Women’s Basketball Finds Itself in an Unfamiliar Position: Underdogs

It’s not often that you would describe the Amherst women’s basketball team as having faced adversity. They are the fourth-ranked team in the nation, back-to-back undefeated national champions and currently 23-2 on the season. From the moment that the Mammoths lost their first game in over two years against unranked Eastern Connecticut State University on Nov. 20, however, the team has found itself in an unfamiliar role: NESCAC underdogs.

At the top of the conference sit the Bowdoin Polar Bears, who are undefeated and ranked first in the nation since they lost to the Mammoths in last season’s NCAA DIII Championship game. Then come the Mammoths, sitting at 23-2, with their only losses being the aforementioned defeat to Eastern Connecticut State University and a Jan. 26 loss to Bowdoin, 65-56. Not far behind lie the Jumbos from Tufts, also sitting at 23-2, ranked sixth in the nation.

This particular tournament holds increased importance for both Amherst and Bowdoin, as they both currently sit atop the all-time NESCAC leaderboards with eight conference championships apiece.
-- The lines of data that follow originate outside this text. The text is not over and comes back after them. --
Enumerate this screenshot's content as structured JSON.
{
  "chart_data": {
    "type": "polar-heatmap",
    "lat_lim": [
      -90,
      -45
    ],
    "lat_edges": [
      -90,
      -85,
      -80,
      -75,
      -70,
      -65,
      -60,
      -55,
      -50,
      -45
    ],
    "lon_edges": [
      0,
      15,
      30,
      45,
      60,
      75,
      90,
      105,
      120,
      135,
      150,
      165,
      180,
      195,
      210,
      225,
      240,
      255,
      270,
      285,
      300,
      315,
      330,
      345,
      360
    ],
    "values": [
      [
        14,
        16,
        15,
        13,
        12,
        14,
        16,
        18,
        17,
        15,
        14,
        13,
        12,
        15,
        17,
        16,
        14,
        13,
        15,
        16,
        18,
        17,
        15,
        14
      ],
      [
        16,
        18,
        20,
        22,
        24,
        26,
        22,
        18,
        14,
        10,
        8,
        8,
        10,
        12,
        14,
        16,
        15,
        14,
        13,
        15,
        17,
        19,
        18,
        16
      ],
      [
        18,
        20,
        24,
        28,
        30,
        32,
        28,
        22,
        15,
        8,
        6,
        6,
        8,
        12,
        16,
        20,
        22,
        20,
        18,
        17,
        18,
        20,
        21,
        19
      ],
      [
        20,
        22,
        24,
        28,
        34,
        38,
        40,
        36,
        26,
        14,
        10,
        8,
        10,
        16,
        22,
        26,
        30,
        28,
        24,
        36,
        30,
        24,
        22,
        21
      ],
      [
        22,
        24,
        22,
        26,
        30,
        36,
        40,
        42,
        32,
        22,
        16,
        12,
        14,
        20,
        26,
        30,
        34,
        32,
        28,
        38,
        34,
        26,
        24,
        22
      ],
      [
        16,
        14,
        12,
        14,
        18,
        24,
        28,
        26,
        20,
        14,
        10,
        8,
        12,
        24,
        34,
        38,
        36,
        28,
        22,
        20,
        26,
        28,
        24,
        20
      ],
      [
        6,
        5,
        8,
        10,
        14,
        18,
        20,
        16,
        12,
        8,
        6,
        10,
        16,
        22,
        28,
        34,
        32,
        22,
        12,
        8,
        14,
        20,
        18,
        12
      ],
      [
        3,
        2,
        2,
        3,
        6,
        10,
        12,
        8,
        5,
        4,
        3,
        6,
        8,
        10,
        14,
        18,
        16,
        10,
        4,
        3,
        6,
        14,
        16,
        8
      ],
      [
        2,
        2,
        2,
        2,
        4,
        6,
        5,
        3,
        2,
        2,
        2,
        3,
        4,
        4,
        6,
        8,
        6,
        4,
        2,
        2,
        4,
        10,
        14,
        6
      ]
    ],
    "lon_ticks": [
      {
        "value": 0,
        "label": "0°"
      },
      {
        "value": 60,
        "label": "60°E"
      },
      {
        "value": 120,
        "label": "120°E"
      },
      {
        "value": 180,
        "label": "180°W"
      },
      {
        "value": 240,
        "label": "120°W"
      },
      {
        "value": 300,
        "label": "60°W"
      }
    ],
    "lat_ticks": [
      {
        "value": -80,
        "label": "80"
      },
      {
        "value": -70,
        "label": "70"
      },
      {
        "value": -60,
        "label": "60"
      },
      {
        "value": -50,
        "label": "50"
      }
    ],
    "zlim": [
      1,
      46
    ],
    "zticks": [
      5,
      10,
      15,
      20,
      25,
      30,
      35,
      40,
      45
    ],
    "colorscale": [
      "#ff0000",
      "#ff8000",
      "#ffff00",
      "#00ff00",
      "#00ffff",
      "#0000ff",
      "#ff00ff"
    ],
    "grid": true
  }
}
Both squads are considered favorites to reach the final, which could decide the first NESCAC women’s basketball squad to reach nine conference championships.

After these three perennial powerhouses come the rest of the conference, unremarkable in their individual achievements, but notable for the conference’s consistency and parity. Only one NESCAC team holds a losing record in non-conference play, while even Hamilton, who has gone 0-10 in NESCAC contests, has found itself able to dominate other opponents. The state of NESCAC basketball is strong.
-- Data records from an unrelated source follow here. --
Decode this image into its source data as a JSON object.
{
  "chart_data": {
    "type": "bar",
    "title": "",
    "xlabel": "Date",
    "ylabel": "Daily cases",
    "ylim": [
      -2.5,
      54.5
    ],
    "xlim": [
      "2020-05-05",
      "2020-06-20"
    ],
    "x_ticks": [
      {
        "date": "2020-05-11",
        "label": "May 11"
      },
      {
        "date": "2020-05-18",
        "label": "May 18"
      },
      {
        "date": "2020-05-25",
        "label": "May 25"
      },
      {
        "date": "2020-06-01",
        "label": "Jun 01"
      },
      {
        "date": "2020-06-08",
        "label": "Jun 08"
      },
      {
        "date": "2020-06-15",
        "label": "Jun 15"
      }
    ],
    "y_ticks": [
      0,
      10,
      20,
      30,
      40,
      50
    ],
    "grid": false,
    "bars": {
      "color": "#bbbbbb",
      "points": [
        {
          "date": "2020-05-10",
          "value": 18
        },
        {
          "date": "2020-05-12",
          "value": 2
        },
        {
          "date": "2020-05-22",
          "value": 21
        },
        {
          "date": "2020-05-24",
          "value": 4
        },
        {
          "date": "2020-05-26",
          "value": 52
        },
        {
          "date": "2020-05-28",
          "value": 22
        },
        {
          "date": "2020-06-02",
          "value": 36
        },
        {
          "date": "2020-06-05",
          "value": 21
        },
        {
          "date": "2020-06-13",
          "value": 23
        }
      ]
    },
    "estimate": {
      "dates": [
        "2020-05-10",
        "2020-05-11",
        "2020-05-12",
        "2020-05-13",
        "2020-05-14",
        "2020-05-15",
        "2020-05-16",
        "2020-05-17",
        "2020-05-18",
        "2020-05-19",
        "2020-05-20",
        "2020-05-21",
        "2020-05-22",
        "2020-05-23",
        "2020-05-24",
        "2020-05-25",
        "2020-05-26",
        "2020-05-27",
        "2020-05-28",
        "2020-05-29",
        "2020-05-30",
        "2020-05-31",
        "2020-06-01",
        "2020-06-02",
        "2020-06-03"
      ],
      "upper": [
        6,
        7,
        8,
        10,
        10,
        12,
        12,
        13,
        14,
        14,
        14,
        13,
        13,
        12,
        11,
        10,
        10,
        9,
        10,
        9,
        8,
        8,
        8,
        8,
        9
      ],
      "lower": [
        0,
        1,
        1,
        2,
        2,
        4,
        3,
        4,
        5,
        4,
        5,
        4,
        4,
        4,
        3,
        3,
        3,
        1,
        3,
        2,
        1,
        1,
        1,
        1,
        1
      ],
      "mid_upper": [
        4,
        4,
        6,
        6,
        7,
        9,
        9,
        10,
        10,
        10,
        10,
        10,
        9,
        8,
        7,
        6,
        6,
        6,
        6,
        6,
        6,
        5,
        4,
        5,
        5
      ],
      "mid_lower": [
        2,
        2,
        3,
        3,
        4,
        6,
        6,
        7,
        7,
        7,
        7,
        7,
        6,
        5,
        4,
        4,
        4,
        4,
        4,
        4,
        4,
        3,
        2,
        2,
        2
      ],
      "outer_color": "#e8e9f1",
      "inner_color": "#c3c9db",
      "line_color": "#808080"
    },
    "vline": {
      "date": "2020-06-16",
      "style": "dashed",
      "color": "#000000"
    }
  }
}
Heading into the conference tournament then, the Mammoths face a relatively uphill battle to get back to the summit of the women’s basketball world and capture a fourth-straight conference championship, as they will, by virtue of their second seed, most likely have to best both Bowdoin and Tufts to capture the title.

Facing off against Wesleyan in the quarterfinals, the Mammoths got their championship bid underway in their typically dominant style, beating the Cardinals by a score of 60-40 and advancing to the NESCAC semifinals for the 12th consecutive year.

Hannah Fox ’20 carried the game for the Mammoths, scoring a game-high 23 points. Maeve McNamara ’19 scored 15 points of her own, dishing out six assists, equalling the total of the entire Wesleyan team.

The Mammoths found themselves in an unusually close contest at halftime, leading by only nine at the break. However, they found their stride in the third quarter, outscoring the Cardinals 19-6 in the frame and cruising to the eventual victory.
Amherst must now travel to Bowdoin, the scene of the program’s last conference loss earlier in the year, and face off against the sixth-ranked Tufts. The Mammoths met the Jumbos on Feb. 1 at Tufts and emerged victorious, 50-40, in a hard-fought defensive battle that would seem to foreshadow another clash of NESCAC titans in the coming days.

With the Mammoths hitting their stride since their Jan. 26 loss to Bowdoin and reeling off six straight wins against conference competition, the Amherst women’s basketball team seems to be peaking at the right moment, headed for a confrontation with the conference’s elite squads. If the Mammoths should happen to emerge victorious over the Jumbos again, and if Bowdoin defeats Middlebury in its semifinal matchup, the Mammoths and Polar Bears will face off yet again for another title and a chance for redemption.

If this should happen, this may portend yet another all-NESCAC matchup in the NCAA DIII Championship. The last two DIII Championship contests have been repeats of that year’s NESCAC conference championship matchup.

The Mammoths may have found themselves in the recently unfamiliar territory with an early-season loss and a conference defeat to a perennial foe, but the team’s recent form would seem to indicate a squad peaking at exactly the right time.